Diese Prämie ist ein Schrott
- Montag, 30. März 2009 @ 11:07
Von Peter Baalmann
Die beschlossenen „Konjunktur-Pakete“ der Bundesregierung (u.a. die „Verschrottungsprämie“) sagen viel über die Schwerpunktbildung der Bundespolitik aus: Das Auto hat – trotz aller Beteuerungen zum Klimaschutz – nach wie vor Vorrang vor der Bahn! Die Straßen- und Autolobby hat die Politik – auf Kosten der Umwelt und der Bahnkunden - erfolgreich auf ihre Seite geholt. Soziale Aspekte
Durch die Abwrack-Prämie werden zigtausende Gebrauchtwagen im Marktwert bis 2.500 Euro mit Steuergeldern vernichtet. Damit werden fast ausschließlich Besserverdienende subventioniert, die sich einen prestigeträchtigen Neuwagen leisten können. Die Verschrottung betrifft Fahrzeuge, auf deren Kauf bisher Geringverdiener, größere Familien, Alleinerziehende, Arbeitslosengeld-Empfänger, Studenten und andere angewiesen waren und kein Statussymbol darstellen.
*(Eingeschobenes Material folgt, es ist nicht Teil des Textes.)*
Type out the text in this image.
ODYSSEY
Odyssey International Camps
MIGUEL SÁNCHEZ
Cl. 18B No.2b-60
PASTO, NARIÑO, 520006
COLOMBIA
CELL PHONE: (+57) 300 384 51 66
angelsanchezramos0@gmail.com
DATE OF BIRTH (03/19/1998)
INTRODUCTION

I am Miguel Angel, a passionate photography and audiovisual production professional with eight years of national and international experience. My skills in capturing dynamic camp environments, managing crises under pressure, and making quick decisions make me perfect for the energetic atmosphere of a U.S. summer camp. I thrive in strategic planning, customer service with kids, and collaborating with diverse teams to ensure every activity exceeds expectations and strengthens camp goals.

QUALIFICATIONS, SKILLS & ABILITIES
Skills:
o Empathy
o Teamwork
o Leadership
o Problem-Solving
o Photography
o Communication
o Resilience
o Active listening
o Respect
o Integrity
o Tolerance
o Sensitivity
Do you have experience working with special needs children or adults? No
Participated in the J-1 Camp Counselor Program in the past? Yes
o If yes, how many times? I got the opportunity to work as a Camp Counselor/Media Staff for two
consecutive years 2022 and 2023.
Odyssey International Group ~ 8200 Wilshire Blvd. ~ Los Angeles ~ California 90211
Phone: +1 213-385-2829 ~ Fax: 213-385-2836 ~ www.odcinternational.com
Die Preise für Gebrauchtwagen werden jetzt in die Höhe schnellen und für viele unerschwinglich werden. Manche werden abgelegene Arbeitsplätze nicht mehr erreichen können, da beim öffentlichen Verkehr eingespart wird und die im ländlichen Raum häufig verkehrenden Schulbusse von Nichtschülern nicht benützt werden dürfen.
Unsozialer geht es nicht: Die Niedrigverdiener müssen über ihre Steuern die Vernichtung von Autos mitbezahlen, die sie selbst nötig gebrauchen könnten, z. B. um einen abgelegenen Arbeitsplatz zu erreichen oder Hol- und Bringdienste zu leisten. (Wenn eine Gesellschaft gebrauchsfähige Autos verschrottet, auf die andere angewiesen sind, um erwerbstätig sein zu können, handelt wie jemand, der Brot verbrennt, während der Nachbar hungert.)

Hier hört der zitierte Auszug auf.